Future Directions in Experimentation • Combine these and others into a general-purpose privacypreserving data mining experimental platform. Useful for: – fast prototyping of new protocols – efficiency, accuracy comparisons of different approaches
• Experiment with real data and real uses. – need to find a user community that has explicitly expressed interest, and that could potentially accomplish something via PPDM that it currently cannot accomplish. – [Scha04]: genetics researchers may form such a community
Other Future Directions • Preprocessing of data for PPDM. • Privacy-preserving data solutions that use both randomization and cryptography in order to gain some of the advantages of both. • Policies for privacy-preserving data mining: languages, reconciliation, and enforcement. • Incentive-compatible privacy-preserving data mining.

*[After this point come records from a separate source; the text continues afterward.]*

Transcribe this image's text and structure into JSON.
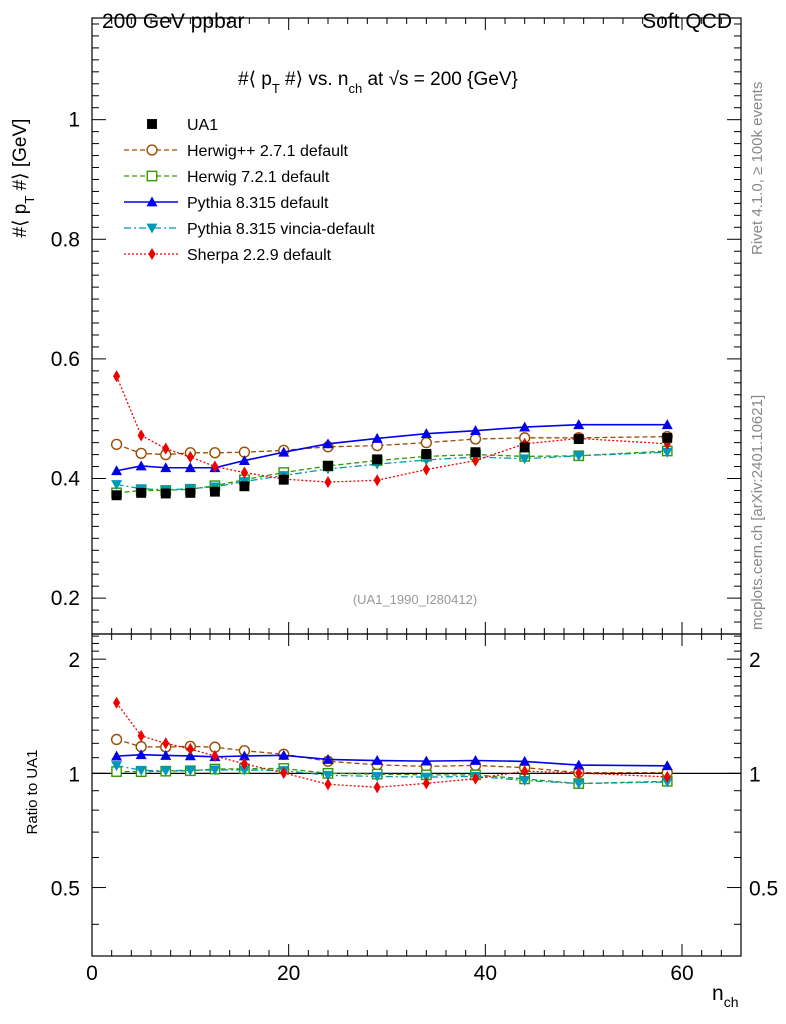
{
  "header": {
    "left": "200 GeV ppbar",
    "right": "Soft QCD",
    "title_main": "#⟨ p",
    "title_sub_t": "T",
    "title_rest": " #⟩ vs. n",
    "title_sub_ch": "ch",
    "title_tail": " at √s = 200 {GeV}",
    "ref": "(UA1_1990_I280412)"
  },
  "side_text": {
    "rivet": "Rivet 4.1.0, ≥ 100k events",
    "mcplots": "mcplots.cern.ch [arXiv:2401.10621]"
  },
  "axes": {
    "ylabel_main_a": "#⟨ p",
    "ylabel_main_sub": "T",
    "ylabel_main_b": " #⟩ [GeV]",
    "ylabel_ratio": "Ratio to UA1",
    "xlabel": "n",
    "xlabel_sub": "ch"
  },
  "chart_data": {
    "type": "line",
    "title": "#⟨ p_T #⟩ vs. n_ch at √s = 200 {GeV}",
    "xlim": [
      0,
      66
    ],
    "ylim_main": [
      0.14,
      1.17
    ],
    "ylim_ratio": [
      0.33,
      2.33
    ],
    "x_ticks": [
      0,
      20,
      40,
      60
    ],
    "y_ticks_main": [
      0.2,
      0.4,
      0.6,
      0.8,
      1
    ],
    "y_ticks_ratio": [
      0.5,
      1,
      2
    ],
    "x": [
      2.5,
      5,
      7.5,
      10,
      12.5,
      15.5,
      19.5,
      24,
      29,
      34,
      39,
      44,
      49.5,
      58.5
    ],
    "data": {
      "name": "UA1",
      "values": [
        0.372,
        0.376,
        0.375,
        0.376,
        0.378,
        0.387,
        0.398,
        0.421,
        0.432,
        0.441,
        0.444,
        0.452,
        0.466,
        0.468
      ]
    },
    "series": [
      {
        "name": "Herwig++ 2.7.1 default",
        "color": "#994c00",
        "marker": "circle-open",
        "dash": "5,3",
        "values": [
          0.457,
          0.442,
          0.44,
          0.443,
          0.443,
          0.444,
          0.447,
          0.453,
          0.455,
          0.46,
          0.466,
          0.468,
          0.468,
          0.47
        ]
      },
      {
        "name": "Herwig 7.2.1 default",
        "color": "#339900",
        "marker": "square-open",
        "dash": "5,3",
        "values": [
          0.376,
          0.38,
          0.38,
          0.382,
          0.388,
          0.398,
          0.41,
          0.421,
          0.43,
          0.437,
          0.44,
          0.437,
          0.438,
          0.446
        ]
      },
      {
        "name": "Pythia 8.315 default",
        "color": "#0000ee",
        "marker": "triangle-up",
        "dash": "",
        "values": [
          0.413,
          0.421,
          0.418,
          0.418,
          0.418,
          0.43,
          0.444,
          0.458,
          0.467,
          0.475,
          0.48,
          0.486,
          0.49,
          0.49
        ]
      },
      {
        "name": "Pythia 8.315 vincia-default",
        "color": "#0099bb",
        "marker": "triangle-down",
        "dash": "7,3,2,3",
        "values": [
          0.39,
          0.383,
          0.381,
          0.383,
          0.386,
          0.395,
          0.405,
          0.416,
          0.424,
          0.431,
          0.436,
          0.433,
          0.438,
          0.444
        ]
      },
      {
        "name": "Sherpa 2.2.9 default",
        "color": "#ee0000",
        "marker": "diamond",
        "dash": "2,2",
        "values": [
          0.571,
          0.472,
          0.45,
          0.436,
          0.42,
          0.41,
          0.399,
          0.394,
          0.397,
          0.415,
          0.43,
          0.458,
          0.467,
          0.458
        ]
      }
    ]
  }
}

Conclusions • Increasing use of computers and networks has led to a proliferation of sensitive data. • Without proper precautions, this data could be misused. • Many technologies exist for supporting proper data handling, but much work remains, and some barriers must be overcome in order for them to be deployed. • Cryptography is a useful component, but not the whole solution. • Technology, policy, and education must work together.